On Friday night, I went to my cell-phone carrier store to add more data and minutes to my phone. This was one of those moments when the collision of new and old was utterly striking. Everyone has a cell phone here. Everyone. The little 8 year old kids in the worst part of town. The teyze’s at the bus stop selling bread. Despite the ubiquity, you can’t just pay for a contract or get automatic payments set up. Instead you must physically visit the store each month to reload your plan. You must also visit the store on the exact day that your previous plan ends, and even, I was told on Friday, at the exact same time (my time happens to be 10:30am) or they will charge you extra. So I renewed my plan for Nov 21-Dec 21 and paid extra since I was 8 hours late. I was laughing the whole time in the store at myself, at my notions of convenience, and at all the surprises various cultures afford. Türkiye’ye Hoşgeldiniz.
On Saturday, I hosted a Friends-giving celebration for our Turkish friends. With the other two Americans here, we’d all decided to throw a Thanksgiving party, but we never really coordinated and so I ended up cooking everything. It was honestly pretty fun to cook for 10 hours. I love tasks 🙂 The only real stress was whether my Turkish friends would think my house was clean enough which, probably it wasn’t. But hey, I tried!
For most of our friends, this was their first Thanksgiving. We tried to give a brief rundown of the history of the holiday and then talked about how our individual families celebrated. I made a “thankful board” per Schaffner tradition and everyone (including the Americans) thought it was a noble idea.

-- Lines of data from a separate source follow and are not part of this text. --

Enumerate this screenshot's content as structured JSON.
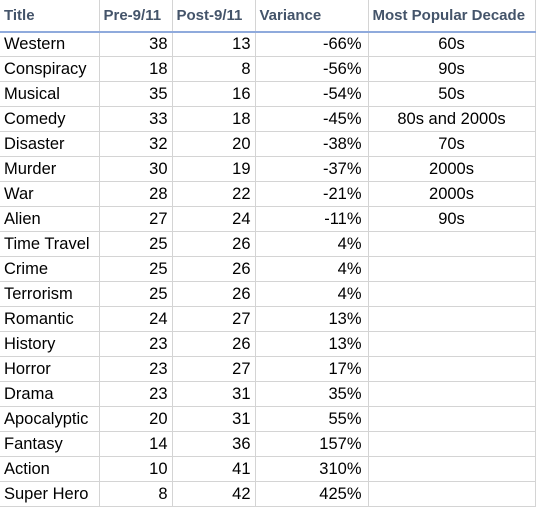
{
  "headers": {
    "title": "Title",
    "pre": "Pre-9/11",
    "post": "Post-9/11",
    "variance": "Variance",
    "decade": "Most Popular Decade"
  },
  "rows": [
    {
      "title": "Western",
      "pre": "38",
      "post": "13",
      "variance": "-66%",
      "decade": "60s"
    },
    {
      "title": "Conspiracy",
      "pre": "18",
      "post": "8",
      "variance": "-56%",
      "decade": "90s"
    },
    {
      "title": "Musical",
      "pre": "35",
      "post": "16",
      "variance": "-54%",
      "decade": "50s"
    },
    {
      "title": "Comedy",
      "pre": "33",
      "post": "18",
      "variance": "-45%",
      "decade": "80s and 2000s"
    },
    {
      "title": "Disaster",
      "pre": "32",
      "post": "20",
      "variance": "-38%",
      "decade": "70s"
    },
    {
      "title": "Murder",
      "pre": "30",
      "post": "19",
      "variance": "-37%",
      "decade": "2000s"
    },
    {
      "title": "War",
      "pre": "28",
      "post": "22",
      "variance": "-21%",
      "decade": "2000s"
    },
    {
      "title": "Alien",
      "pre": "27",
      "post": "24",
      "variance": "-11%",
      "decade": "90s"
    },
    {
      "title": "Time Travel",
      "pre": "25",
      "post": "26",
      "variance": "4%",
      "decade": ""
    },
    {
      "title": "Crime",
      "pre": "25",
      "post": "26",
      "variance": "4%",
      "decade": ""
    },
    {
      "title": "Terrorism",
      "pre": "25",
      "post": "26",
      "variance": "4%",
      "decade": ""
    },
    {
      "title": "Romantic",
      "pre": "24",
      "post": "27",
      "variance": "13%",
      "decade": ""
    },
    {
      "title": "History",
      "pre": "23",
      "post": "26",
      "variance": "13%",
      "decade": ""
    },
    {
      "title": "Horror",
      "pre": "23",
      "post": "27",
      "variance": "17%",
      "decade": ""
    },
    {
      "title": "Drama",
      "pre": "23",
      "post": "31",
      "variance": "35%",
      "decade": ""
    },
    {
      "title": "Apocalyptic",
      "pre": "20",
      "post": "31",
      "variance": "55%",
      "decade": ""
    },
    {
      "title": "Fantasy",
      "pre": "14",
      "post": "36",
      "variance": "157%",
      "decade": ""
    },
    {
      "title": "Action",
      "pre": "10",
      "post": "41",
      "variance": "310%",
      "decade": ""
    },
    {
      "title": "Super Hero",
      "pre": "8",
      "post": "42",
      "variance": "425%",
      "decade": ""
    }
  ]
}
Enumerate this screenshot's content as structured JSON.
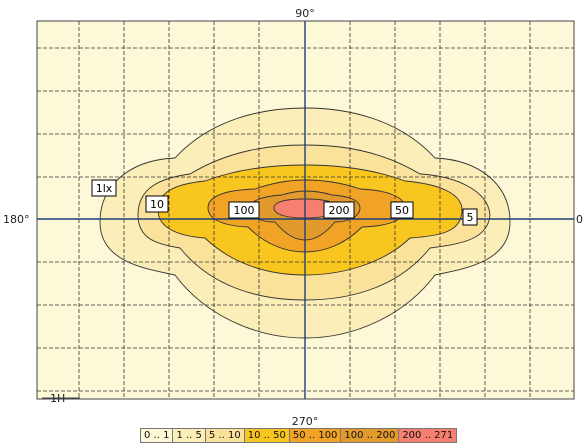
{
  "chart_data": {
    "type": "contour",
    "title": "",
    "axis_labels": {
      "top": "90°",
      "bottom": "270°",
      "left": "180°",
      "right": "0"
    },
    "corner_label": "1H",
    "grid": true,
    "levels": [
      {
        "range": "0 .. 1",
        "color": "#fdf8d8"
      },
      {
        "range": "1 .. 5",
        "color": "#fbeeb8"
      },
      {
        "range": "5 .. 10",
        "color": "#fae29a"
      },
      {
        "range": "10 .. 50",
        "color": "#f9c61f"
      },
      {
        "range": "50 .. 100",
        "color": "#f1a325"
      },
      {
        "range": "100 .. 200",
        "color": "#e39a2c"
      },
      {
        "range": "200 .. 271",
        "color": "#f58070"
      }
    ],
    "contour_labels": [
      "1lx",
      "10",
      "100",
      "200",
      "50",
      "5"
    ],
    "max_value": 271
  }
}
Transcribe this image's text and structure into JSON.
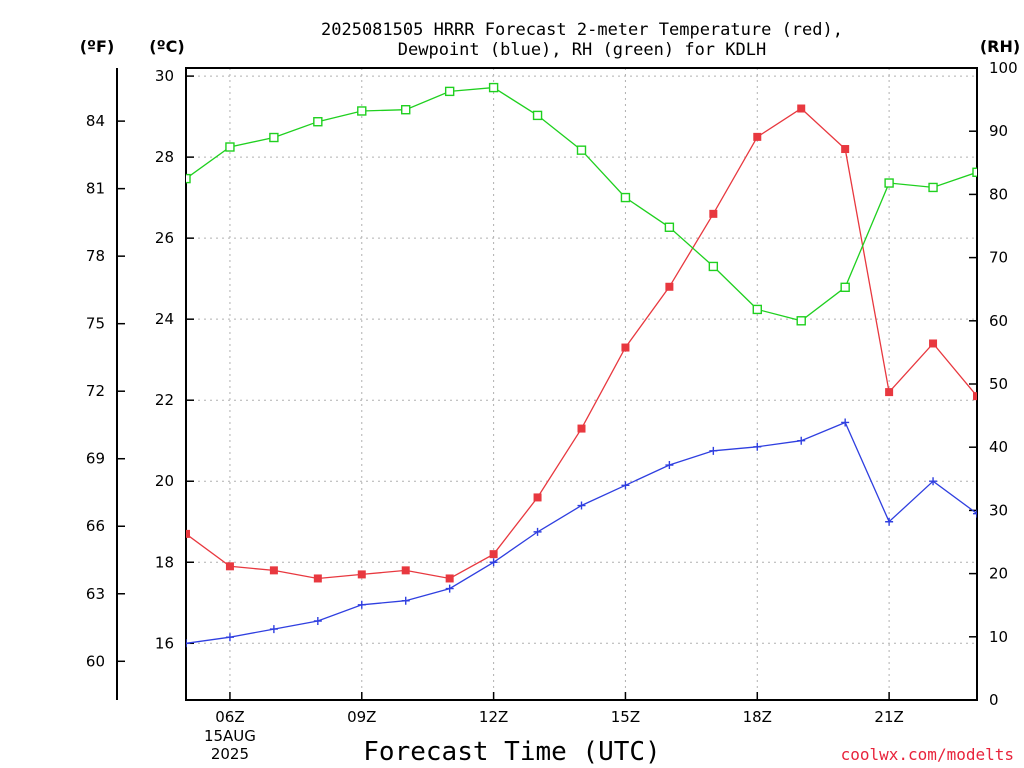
{
  "title_line1": "2025081505 HRRR Forecast 2-meter Temperature (red),",
  "title_line2": "Dewpoint (blue), RH (green) for KDLH",
  "units": {
    "f": "(ºF)",
    "c": "(ºC)",
    "rh": "(RH)"
  },
  "credit": "coolwx.com/modelts",
  "colors": {
    "temperature": "#e8383f",
    "dewpoint": "#2f3fe0",
    "rh": "#1fd01f"
  },
  "chart_data": {
    "type": "line",
    "xlabel": "Forecast Time (UTC)",
    "x_hours": [
      5,
      6,
      7,
      8,
      9,
      10,
      11,
      12,
      13,
      14,
      15,
      16,
      17,
      18,
      19,
      20,
      21,
      22,
      23
    ],
    "x_ticks": [
      {
        "hour": 6,
        "label": "06Z",
        "sub1": "15AUG",
        "sub2": "2025"
      },
      {
        "hour": 9,
        "label": "09Z"
      },
      {
        "hour": 12,
        "label": "12Z"
      },
      {
        "hour": 15,
        "label": "15Z"
      },
      {
        "hour": 18,
        "label": "18Z"
      },
      {
        "hour": 21,
        "label": "21Z"
      }
    ],
    "xlim": [
      5,
      23
    ],
    "y_celsius": {
      "ylim": [
        14.6,
        30.2
      ],
      "ticks": [
        16,
        18,
        20,
        22,
        24,
        26,
        28,
        30
      ]
    },
    "y_fahrenheit_ticks": [
      60,
      63,
      66,
      69,
      72,
      75,
      78,
      81,
      84
    ],
    "y_rh": {
      "ylim": [
        0,
        100
      ],
      "ticks": [
        0,
        10,
        20,
        30,
        40,
        50,
        60,
        70,
        80,
        90,
        100
      ]
    },
    "series": [
      {
        "key": "temperature",
        "marker": "filled-square",
        "values": [
          18.7,
          17.9,
          17.8,
          17.6,
          17.7,
          17.8,
          17.6,
          18.2,
          19.6,
          21.3,
          23.3,
          24.8,
          26.6,
          28.5,
          29.2,
          28.2,
          22.2,
          23.4,
          22.1
        ]
      },
      {
        "key": "dewpoint",
        "marker": "plus",
        "values": [
          16.0,
          16.15,
          16.35,
          16.55,
          16.95,
          17.05,
          17.35,
          18.0,
          18.75,
          19.4,
          19.9,
          20.4,
          20.75,
          20.85,
          21.0,
          21.45,
          19.0,
          20.0,
          19.2
        ]
      },
      {
        "key": "rh",
        "marker": "open-square",
        "axis": "rh",
        "values": [
          82.5,
          87.5,
          89,
          91.5,
          93.2,
          93.4,
          96.3,
          96.9,
          92.5,
          87,
          79.5,
          74.8,
          68.6,
          61.8,
          60,
          65.3,
          81.8,
          81.1,
          83.5
        ]
      }
    ]
  }
}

The menu: lots of slow-cooker Apple Cider, Alton Brown’s Turkey recipe, mashed potatoes, Daniel’s grandmother’s dressing recipe, green bean casserole with greek yogurt instead of cream-of-mushroom soup (AWESOME), sweet potatoes, biscuits, pumpkin cake, and apple pie. My only regret is that I didn’t make gravy. The Turkey came with all giblets (what a gross word) removed and I coudn’t figure out how to ask the butcher for just what comes inside an animal. My Turkish is still elementary. Ah well, it all turned out well and we enjoyed ourselves.
Also, in Turkey, the word for a turkey is “hindi” because the Turks historically thought that the bird came from India (Hindi is the Turkish word for Indian). When western European’s came to Turkey, they thought that the bird originated there, so they dubbed it a “turkey.” So all the “I’m eating turkey in Turkey” jokes were compounded because one of the other Fulbrighters is Indian. I ate hindi with a Hindi who called it a turkey in Turkey. Our Turkish guests could not grasp why we American’s found this so funny.